#Looking for improvment tips
1 messages · Page 1 of 1 (latest)
The first thing that come to my mind is that you should keep the day of the year or at least the month from the date field.
Also, you should describe how you fed the values to the MLP, if you normalized your data, things like that. And also the model architecture (number of layers, neurons per layer, etc...)
Start by making a simpler baseline. E.g. take just your hour variable, flatten it out into one-hot embedding and do simple linear regression. Then make progressively better baselines.

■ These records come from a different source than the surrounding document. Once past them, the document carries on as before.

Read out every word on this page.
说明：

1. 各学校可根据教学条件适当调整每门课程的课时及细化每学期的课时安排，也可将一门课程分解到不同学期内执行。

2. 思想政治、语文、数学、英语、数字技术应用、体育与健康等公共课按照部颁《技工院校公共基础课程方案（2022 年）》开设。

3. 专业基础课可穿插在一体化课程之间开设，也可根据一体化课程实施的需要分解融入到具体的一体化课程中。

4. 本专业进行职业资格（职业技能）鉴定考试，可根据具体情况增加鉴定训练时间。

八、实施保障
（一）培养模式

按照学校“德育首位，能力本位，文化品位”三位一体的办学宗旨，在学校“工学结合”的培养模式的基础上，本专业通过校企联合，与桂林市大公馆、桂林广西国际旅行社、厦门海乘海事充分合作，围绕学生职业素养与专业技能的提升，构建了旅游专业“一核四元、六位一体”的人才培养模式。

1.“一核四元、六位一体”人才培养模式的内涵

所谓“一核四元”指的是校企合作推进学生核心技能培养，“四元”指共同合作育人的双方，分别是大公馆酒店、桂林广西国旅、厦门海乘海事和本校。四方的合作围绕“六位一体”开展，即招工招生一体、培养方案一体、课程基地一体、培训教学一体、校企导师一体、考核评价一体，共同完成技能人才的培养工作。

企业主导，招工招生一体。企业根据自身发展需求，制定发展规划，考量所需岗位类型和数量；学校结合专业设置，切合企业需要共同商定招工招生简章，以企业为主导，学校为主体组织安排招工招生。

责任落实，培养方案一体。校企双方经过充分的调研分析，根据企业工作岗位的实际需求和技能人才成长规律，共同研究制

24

There is a lot of things that could go wrong like features can be encoded in a suboptimal format or maybe MLP model is not converging for some reason or it's too complex and overfitting
I did LinearRegression but It's worse. I got 0,20 R2 score
Normalization was a good idea, it improves my MLP model from 0.58 to 0.70.

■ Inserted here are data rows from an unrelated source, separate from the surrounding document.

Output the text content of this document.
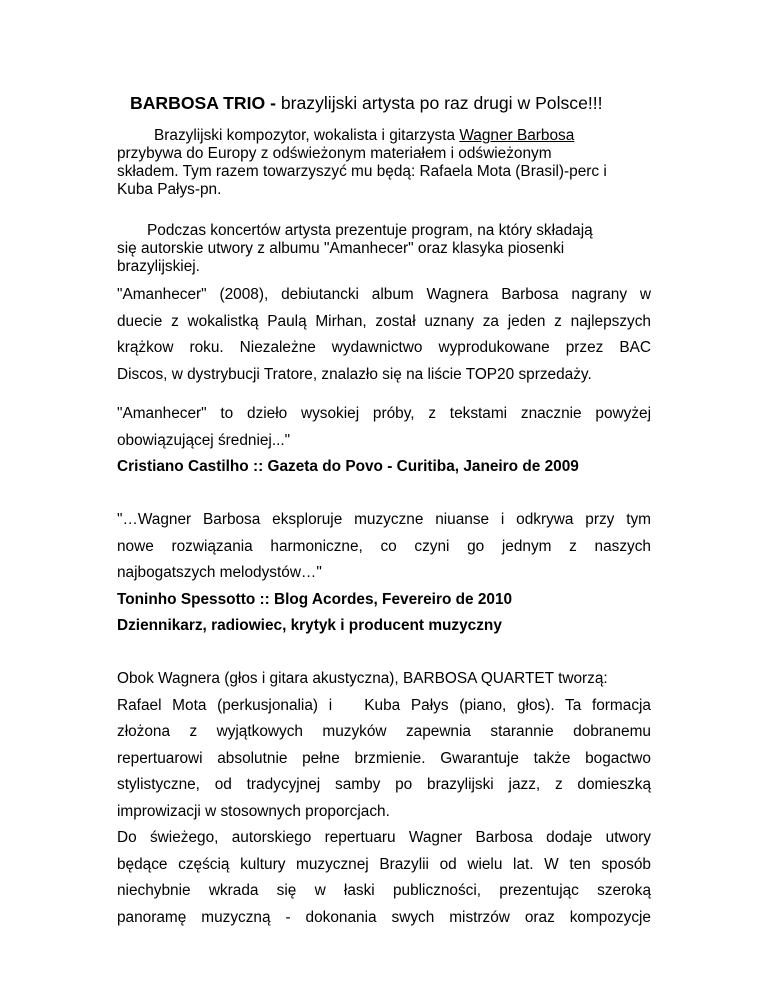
BARBOSA TRIO - brazylijski artysta po raz drugi w Polsce!!!
Brazylijski kompozytor, wokalista i gitarzysta Wagner Barbosa
przybywa do Europy z odświeżonym materiałem i odświeżonym
składem. Tym razem towarzyszyć mu będą: Rafaela Mota (Brasil)-perc i
Kuba Pałys-pn.
Podczas koncertów artysta prezentuje program, na który składają
się autorskie utwory z albumu "Amanhecer" oraz klasyka piosenki
brazylijskiej.
"Amanhecer" (2008), debiutancki album Wagnera Barbosa nagrany w
duecie z wokalistką Paulą Mirhan, został uznany za jeden z najlepszych
krążkow roku. Niezależne wydawnictwo wyprodukowane przez BAC
Discos, w dystrybucji Tratore, znalazło się na liście TOP20 sprzedaży.
"Amanhecer" to dzieło wysokiej próby, z tekstami znacznie powyżej
obowiązującej średniej..."
Cristiano Castilho :: Gazeta do Povo - Curitiba, Janeiro de 2009
"…Wagner Barbosa eksploruje muzyczne niuanse i odkrywa przy tym
nowe rozwiązania harmoniczne, co czyni go jednym z naszych
najbogatszych melodystów…"
Toninho Spessotto :: Blog Acordes, Fevereiro de 2010
Dziennikarz, radiowiec, krytyk i producent muzyczny
Obok Wagnera (głos i gitara akustyczna), BARBOSA QUARTET tworzą:
Rafael Mota (perkusjonalia) i   Kuba Pałys (piano, głos). Ta formacja
złożona z wyjątkowych muzyków zapewnia starannie dobranemu
repertuarowi absolutnie pełne brzmienie. Gwarantuje także bogactwo
stylistyczne, od tradycyjnej samby po brazylijski jazz, z domieszką
improwizacji w stosownych proporcjach.
Do świeżego, autorskiego repertuaru Wagner Barbosa dodaje utwory
będące częścią kultury muzycznej Brazylii od wielu lat. W ten sposób
niechybnie wkrada się w łaski publiczności, prezentując szeroką
panoramę muzyczną - dokonania swych mistrzów oraz kompozycje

But I still looking for advices 🙂
Thanks everyone
your neural network has nowhere near enough neurons, try at least (100,100), with the normalization of course
It's probably feature design, not the complexity of the network
The fact that just simple normalization helped kinda indicates that. On the other hand, the features are not that complex either haha. How is winddir encoded? Is it an angle in radians? Can you show how you feed the time of the day into the model? Is there any chance you can upload the data?

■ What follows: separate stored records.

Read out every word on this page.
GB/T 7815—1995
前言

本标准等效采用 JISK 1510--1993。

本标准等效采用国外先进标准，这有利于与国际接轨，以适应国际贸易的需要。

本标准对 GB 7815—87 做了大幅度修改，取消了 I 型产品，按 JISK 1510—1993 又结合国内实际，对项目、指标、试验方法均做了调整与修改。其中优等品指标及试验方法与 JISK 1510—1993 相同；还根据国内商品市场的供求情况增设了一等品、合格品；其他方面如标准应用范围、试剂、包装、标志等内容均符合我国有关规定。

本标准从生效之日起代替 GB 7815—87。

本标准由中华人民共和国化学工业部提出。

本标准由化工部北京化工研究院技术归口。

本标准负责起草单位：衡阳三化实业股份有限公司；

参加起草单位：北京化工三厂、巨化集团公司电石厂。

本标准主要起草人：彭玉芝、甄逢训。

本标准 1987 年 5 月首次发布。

You are selecting only 4 features into LR, do you one-hot encode time? 
If linear regression works so poorly here, you have bigger problems than the number of neurons or hyperparameter selection. In physics there are a lot of non-linearities but they are generally monotonic and to a good degree linear. How granular is your data? How often do you sample the features and the output? E.g. is cloud cover sampled every hour same as the output? Asking to figure out how much noise you should expect.
I would be absolutely shocked if linear model did much much worse job here than 4 layer network.
Thank you for your comments
@dire cove .
It is true that I have some gaps in my skills in preparing my data.
For LR, I tested with a lot of different feature combinations, but I didn't do as much research as for MLP. Just to test different algorithm.
I figured that there is a closer relationship between the hour of day and solar energy production than the month or year since I have a relatively small data period (March - November)
Winddir seems to be an angle in degrees
Google one-hot encoding. Use it for conditions and hour of the day.
It's very simple, really. You just remove the original column and add 24 (or 23), each indicating one hour.
I can take a look at the data tomorrow.
Also filling NA with 0 may be problematic if not done carefully
You can probably encode winddir as its sin and cos
Just make sure you are computing it correctly.
- encode all categorical columns via one-hot embedding
- encode angles as sin and cos
- intelligently replace missing values with something that depends on the context (e.g. for winddir as an angle, there is no "0" value)
- make sure you have a robust testing setup - ideally use cross-validation, compute the mean and a 95% confidence interval just so you know how much you can be off.
- make sure a simple baseline works correctly
you should also probably one hot encode the month to gain a bit of accuracy, as the amount of solar irradiance will depend on the month of the year as well
Thank you for all your ideas, I will try it all, I will come back to bring you the news!
did you increase the number of neurons?
Yes, I tried it yesterday when you suggested it (and now), unfortunately it had no huge impact (+-0,1 better).
Initially, someone around me told me not to shuffle my data set. I activated the shuffle and got 0.97 results. I did a submission on kaggle and got a 0.6 score. This looks like overfitting, but it seems odd to me since gridsearch applies crossvalidation and crossvalidation should allow me to see/detect overfitting
They might have told you that because you have a time series dataset. If you shuffle, the model sees data from every month and validates well until you give it a completely new time period.
Hmm but you have all 12 months anyway
It seems that my model was overfitting. My gridsearch recommended me to use the lbgfs solver. I manually, change to sgd solver, and i went, finally, to 0.8 score! (with shuffle)
Lol. You must be still overfitting hard if your results are much higher than validation on kaggle.
Do CV manually
I don't know what GridSearch does, but you need to have confidence in your performance measures first.
Make a good CV setup, make a good simple baseline. Forget GridSearch and MLP for the baseline or any other advanced functionality (like feature selection).